On 15 October, “Musiktherapie mit Geflüchteten” [Music Therapy with Refugees]—a cooperative project of the mdw and the organisation Integrationshaus—was awarded this year’s MYKI-Kinderschutzpreis [Child Protection Prize] in one of its four categories.

The children’s protection initiative MYKI (My Kids – kinderschutz-preis.at) is an independent and non-partisan association that works to strengthen child protection and children’s rights in Austria. The My Kids website states: “This prize is awarded to individuals, institutions, and initiatives that work actively and creatively for children and/or help to improve children’s living conditions, thereby elevating the societal importance of child protection and children’s rights in Austria.”

From left to right: Omar Sarsam (laudatory speaker), Thomas Stegemann (mdw Department of Music Therapy), Gerda Müller (mdw Vice Rector), Brigitte Bierlein (Federal Chancellor), Katja Fras (Integrationshaus), Martina Fasslabend (President, MYKI-Kinderschutzpreis) © Conny de Beauclair

It was at the initiative of the mdw professor Klara Harrer-Baranyi in 2014 that the platform Musik für Geflüchtete /refugees_mdw was established, out of which a number of successful projects have since developed. One of these, the above-mentioned Musiktherapie mit Geflüchteten, was first offered in cooperation with the Integrationshaus based on work by volunteers. It was then converted into an elective for music therapy students in 2016 by Edith Wiesmüller, who has since been its supervisor.

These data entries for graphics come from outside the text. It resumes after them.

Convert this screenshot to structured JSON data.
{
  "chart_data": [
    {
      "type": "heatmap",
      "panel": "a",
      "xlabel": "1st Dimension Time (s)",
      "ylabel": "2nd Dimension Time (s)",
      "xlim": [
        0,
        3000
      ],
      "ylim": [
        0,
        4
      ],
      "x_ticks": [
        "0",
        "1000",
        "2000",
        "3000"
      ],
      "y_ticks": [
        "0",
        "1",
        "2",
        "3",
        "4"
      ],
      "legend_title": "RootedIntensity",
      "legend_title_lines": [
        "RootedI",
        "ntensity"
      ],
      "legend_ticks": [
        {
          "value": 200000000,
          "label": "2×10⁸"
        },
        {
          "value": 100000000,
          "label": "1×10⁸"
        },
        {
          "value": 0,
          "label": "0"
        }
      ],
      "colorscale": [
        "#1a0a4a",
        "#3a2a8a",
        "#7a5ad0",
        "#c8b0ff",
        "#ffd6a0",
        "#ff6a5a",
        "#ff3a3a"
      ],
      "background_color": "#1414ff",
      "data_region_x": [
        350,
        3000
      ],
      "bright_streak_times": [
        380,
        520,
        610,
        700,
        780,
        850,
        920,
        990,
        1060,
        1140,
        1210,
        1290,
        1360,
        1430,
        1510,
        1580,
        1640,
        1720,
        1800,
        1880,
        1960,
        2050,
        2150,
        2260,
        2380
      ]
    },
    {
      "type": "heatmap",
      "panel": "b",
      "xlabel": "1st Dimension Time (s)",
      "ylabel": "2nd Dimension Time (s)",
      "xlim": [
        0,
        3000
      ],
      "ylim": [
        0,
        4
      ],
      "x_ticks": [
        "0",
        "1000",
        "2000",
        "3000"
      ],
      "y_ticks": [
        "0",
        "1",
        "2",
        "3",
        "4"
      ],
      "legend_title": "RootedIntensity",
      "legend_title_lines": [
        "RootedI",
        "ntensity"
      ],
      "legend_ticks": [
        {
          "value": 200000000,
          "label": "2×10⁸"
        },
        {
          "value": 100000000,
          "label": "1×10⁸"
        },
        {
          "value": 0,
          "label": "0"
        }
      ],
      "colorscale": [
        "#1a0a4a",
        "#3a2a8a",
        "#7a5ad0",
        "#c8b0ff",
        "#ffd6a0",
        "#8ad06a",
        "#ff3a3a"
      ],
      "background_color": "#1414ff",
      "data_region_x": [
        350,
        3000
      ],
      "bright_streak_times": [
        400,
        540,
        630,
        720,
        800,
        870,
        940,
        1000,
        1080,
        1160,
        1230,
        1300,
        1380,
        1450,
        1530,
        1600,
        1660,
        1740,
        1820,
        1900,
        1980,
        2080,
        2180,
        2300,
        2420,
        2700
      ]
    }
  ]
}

Individual music therapy sessions lasting between 30 and 50 minutes are offered weekly to children and adolescents on the Integrationshaus premises, where a protected space equipped with instruments used in music therapy has been set up. These sessions are supplemented (where possible) by conferences with parents. Since 2015, individual courses of music therapy totalling 321 individual sessions have been offered to 22 children and adolescents with displacement-related experiences.

This project stands out for its creation of a low-threshold therapy offering for refugees—in particular children and unaccompanied minors—using the non-verbal medium of music. What music therapy seeks to do here is to create a secure and free space within the framework of a therapeutic relationship where easy-to-play instruments make it possible to engage liberally in experimentation while also experiencing self-efficacy. It can also be about listening to positively experienced music together (perhaps music from the individuals’ home countries). Music can help to mobilise resources and can serve to activate as well as relax. Actively played music is well suited to the expression of feelings, and doing so with the help from the methods used by music therapy can serve to carefully and gently address and treat psychological impairments (due to difficult life experiences such as crises, trauma, violence, and displacement). Music therapy is especially well suited to those children and adolescents who, for whatever reason, cannot express themselves verbally or can only do so in a limited fashion—and, not unimportantly, it can also create space for transcultural encounters.